Au nombre des rumeurs, les intervenantes ont étalé les plus courantes que sont entre autres : la disparition de l’implant dans le corps, le problème d’infertilité, du cancer, le déplacement de la durée des règles, le mauvais traitement qu’elles revoient de certains personnels soignés et des moqueries en leur encontre en cas de besoin des intrants PF…

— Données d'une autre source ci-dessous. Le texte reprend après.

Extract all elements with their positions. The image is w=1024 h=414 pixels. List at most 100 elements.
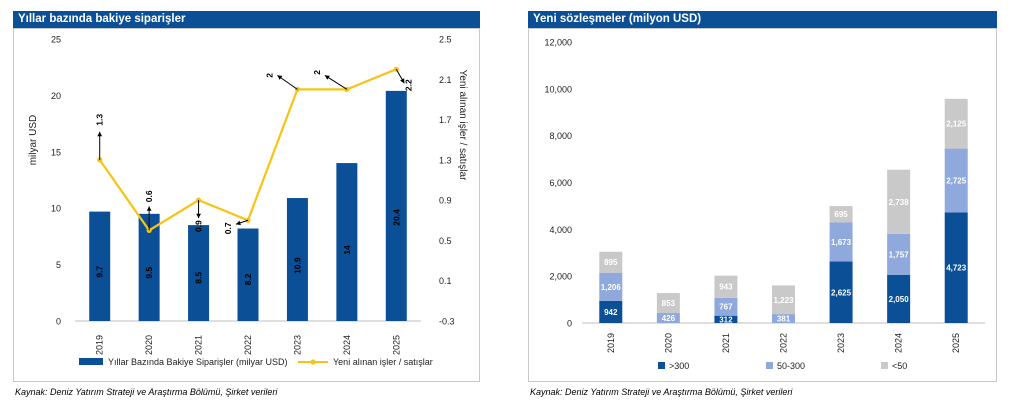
segment-value-label: 1,223 bbox=[773, 296, 794, 305]
segment-value-label: 767 bbox=[719, 303, 733, 312]
annotation-arrowhead bbox=[146, 206, 152, 211]
right-chart-frame bbox=[528, 28, 997, 382]
segment-value-label: 381 bbox=[777, 315, 791, 324]
y-right-tick-label: 1.7 bbox=[439, 115, 452, 125]
y-right-tick-label: -0.3 bbox=[439, 317, 455, 327]
bar-value-label: 9.7 bbox=[95, 266, 105, 278]
stacked-bar-segment bbox=[829, 261, 853, 323]
x-tick-label: 2023 bbox=[836, 333, 846, 353]
left-chart-frame bbox=[13, 28, 480, 382]
legend-label: >300 bbox=[669, 361, 689, 371]
segment-value-label: 1,673 bbox=[831, 238, 852, 247]
y-tick-label: 6,000 bbox=[549, 178, 572, 188]
y-right-tick-label: 0.1 bbox=[439, 276, 452, 286]
bar bbox=[138, 213, 160, 321]
y-left-tick-label: 15 bbox=[51, 147, 61, 157]
segment-value-label: 942 bbox=[604, 308, 618, 317]
bar bbox=[385, 90, 407, 321]
y-tick-label: 8,000 bbox=[549, 131, 572, 141]
segment-value-label: 426 bbox=[662, 314, 676, 323]
stacked-bar-segment bbox=[656, 313, 680, 323]
x-tick-label: 2021 bbox=[194, 335, 204, 355]
line-point bbox=[245, 217, 251, 223]
right-chart-title: Yeni sözleşmeler (milyon USD) bbox=[528, 11, 997, 28]
line-point bbox=[344, 86, 350, 92]
segment-value-label: 853 bbox=[662, 299, 676, 308]
x-tick-label: 2024 bbox=[894, 333, 904, 353]
stacked-bar-segment bbox=[599, 251, 623, 273]
stacked-bar-segment bbox=[599, 300, 623, 323]
legend-line-marker bbox=[310, 359, 316, 365]
line-value-label: 2 bbox=[264, 73, 274, 78]
legend-label: 50-300 bbox=[777, 361, 805, 371]
stacked-bar-segment bbox=[829, 222, 853, 262]
bar bbox=[237, 228, 259, 321]
y-right-axis-label: Yeni alınan işler / satışlar bbox=[457, 70, 468, 181]
bar bbox=[336, 163, 358, 321]
bar-value-label: 8.2 bbox=[243, 273, 253, 285]
x-tick-label: 2024 bbox=[342, 335, 352, 355]
y-right-tick-label: 2.5 bbox=[439, 35, 452, 45]
annotation-arrowhead bbox=[277, 75, 283, 80]
stacked-bar-segment bbox=[887, 233, 911, 275]
x-tick-label: 2019 bbox=[606, 333, 616, 353]
line-value-label: 2 bbox=[312, 70, 322, 75]
stacked-bar-segment bbox=[829, 206, 853, 223]
bar-value-label: 14 bbox=[342, 245, 352, 255]
y-tick-label: 0 bbox=[567, 319, 572, 329]
bar bbox=[286, 198, 308, 321]
stacked-bar-segment bbox=[599, 272, 623, 301]
segment-value-label: 695 bbox=[834, 210, 848, 219]
segment-value-label: 1,757 bbox=[889, 250, 910, 259]
legend-swatch bbox=[881, 362, 888, 369]
bar bbox=[188, 225, 210, 321]
y-right-tick-label: 1.3 bbox=[439, 155, 452, 165]
segment-value-label: 312 bbox=[719, 315, 733, 324]
segment-value-label: 2,738 bbox=[889, 198, 910, 207]
line-value-label: 0.7 bbox=[223, 222, 233, 234]
x-tick-label: 2023 bbox=[292, 335, 302, 355]
bar-value-label: 9.5 bbox=[144, 267, 154, 279]
y-left-tick-label: 0 bbox=[56, 317, 61, 327]
x-tick-label: 2025 bbox=[951, 333, 961, 353]
bar-value-label: 20.4 bbox=[391, 209, 401, 226]
segment-value-label: 895 bbox=[604, 258, 618, 267]
x-tick-label: 2020 bbox=[663, 333, 673, 353]
stacked-bar-segment bbox=[714, 275, 738, 298]
stacked-bar-segment bbox=[772, 285, 795, 315]
y-left-tick-label: 20 bbox=[51, 91, 61, 101]
stacked-bar-segment bbox=[714, 297, 738, 316]
bar-value-label: 10.9 bbox=[292, 257, 302, 274]
legend-swatch bbox=[766, 362, 773, 369]
legend-bar-label: Yıllar Bazında Bakiye Siparişler (milyar… bbox=[108, 357, 288, 367]
left-chart-title: Yıllar bazında bakiye siparişler bbox=[13, 11, 480, 28]
right-chart: 0 2,000 4,000 6,000 8,000 10,000 12,000 942 1,20… bbox=[544, 38, 985, 371]
legend-label: <50 bbox=[892, 361, 907, 371]
x-tick-label: 2019 bbox=[95, 335, 105, 355]
stacked-bar-segment bbox=[656, 293, 680, 314]
left-source-note: Kaynak: Deniz Yatırım Strateji ve Araştı… bbox=[15, 387, 278, 397]
stacked-bar-segment bbox=[887, 274, 911, 323]
y-left-axis-label: milyar USD bbox=[28, 115, 39, 166]
stacked-bar-segment bbox=[772, 314, 795, 323]
line-value-label: 0.9 bbox=[194, 220, 204, 232]
bar-value-label: 8.5 bbox=[194, 272, 204, 284]
annotation-arrowhead bbox=[236, 220, 241, 226]
y-tick-label: 10,000 bbox=[544, 84, 572, 94]
x-tick-label: 2021 bbox=[721, 333, 731, 353]
line-value-label: 2.2 bbox=[403, 79, 413, 91]
bar bbox=[89, 211, 111, 321]
x-tick-label: 2022 bbox=[243, 335, 253, 355]
legend-line-label: Yeni alınan işler / satışlar bbox=[333, 357, 433, 367]
y-left-tick-label: 5 bbox=[56, 260, 61, 270]
line-value-label: 0.6 bbox=[144, 190, 154, 202]
x-tick-label: 2020 bbox=[144, 335, 154, 355]
legend-swatch bbox=[658, 362, 665, 369]
y-right-tick-label: 0.5 bbox=[439, 236, 452, 246]
segment-value-label: 4,723 bbox=[946, 264, 967, 273]
y-left-tick-label: 10 bbox=[51, 204, 61, 214]
stacked-bar-segment bbox=[714, 315, 738, 323]
x-tick-label: 2025 bbox=[391, 335, 401, 355]
segment-value-label: 1,206 bbox=[601, 283, 622, 292]
legend-bar-swatch bbox=[79, 358, 103, 365]
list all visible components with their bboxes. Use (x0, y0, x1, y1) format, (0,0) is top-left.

Le président du comité exécutif national de l’AMPPF (une structure qui offre un packet de services en matière de la santé de la reproduction et du planning familial), Edouard se fait la joie d’apporter des éclaircissements à ces inquiétudes. A cet effet, il dira : « L’administration de type de médicaments s’accompagne de rumeurs » les ont dit ». Pour le cas des intrants PF, il faut comprendre que l’ensemble des méthodes mises au marché est attesté par l’OMS. Ces produits sont faits pour espacer les naissances et non pour y mettre un frein. C’est vrai que telle méthode peut ne pas aller avec toi, mais ton amie peut en profiter. C’est dire que les gens n’ont pas le même organisme. Il suffit simplement de se laisser orienter par les médecins qui vous posent des questions pour mieux comprendre quelle méthode vous conseiller », a t-il déclaré. Abordant dans le même sens, Sané N’Diaye, coordinatrice nationale de la communication de la santé de la reproduction à ONASR dévoile : « Les méthodes PF contre tout autre médicament peuvent avoir des effets secondaires. Ces effets secondaires, ces cas d’exception, ne doivent pas motiver les rumeurs. Il suffit de retourner auprès des spécialistes ayant guidé vos pas pour qu’ils solutionnent ». Et d’attirer l’attention sur les bienfaits de ces méthodes qui sauvent des vies, allègent des familles des méfaits des grossesses non désirées et la possibilité pour elles de lutter contre la pauvreté à travers l’espacement des naissances. Mais, elle attire l’attention des participants à se méfier des méthodes proposées dans la rue, dans le commerce des médicaments par terre, car autant aller vers des spécialistes, a-t-elle conseillé.
A ces détails, la facilitatrice demandera aux experts, les meilleurs moyens pour faire face aux rumeurs. Tour à tour, ils dévoilent l’existence des plateformes d’informations fiables en matière de la santé de la reproduction, des structures adaptées, des applications pour détecter les jours de danger, des lignes vertes et des cliniques mobiles. Pour ce qui est du cas des personnes en situation de handicap, nos experts comprennent leur inquiétude liée à l’inadaptation de l’accès aux structures, l’attitude de certains prestataires, de la population, mais, les incitent aller vers les services PF, eu égard aux efforts en cours (organisation des campagnes nationales PF…). A ce passage, ils reviennent sur la nécessité de formation des personnels soignants afin qu’ils s’adaptent aux spécificités de tout un chacun. Ils ont lancé un appel aux organisations faîtières à plus de plaidoiries en faveur de la planification familiale.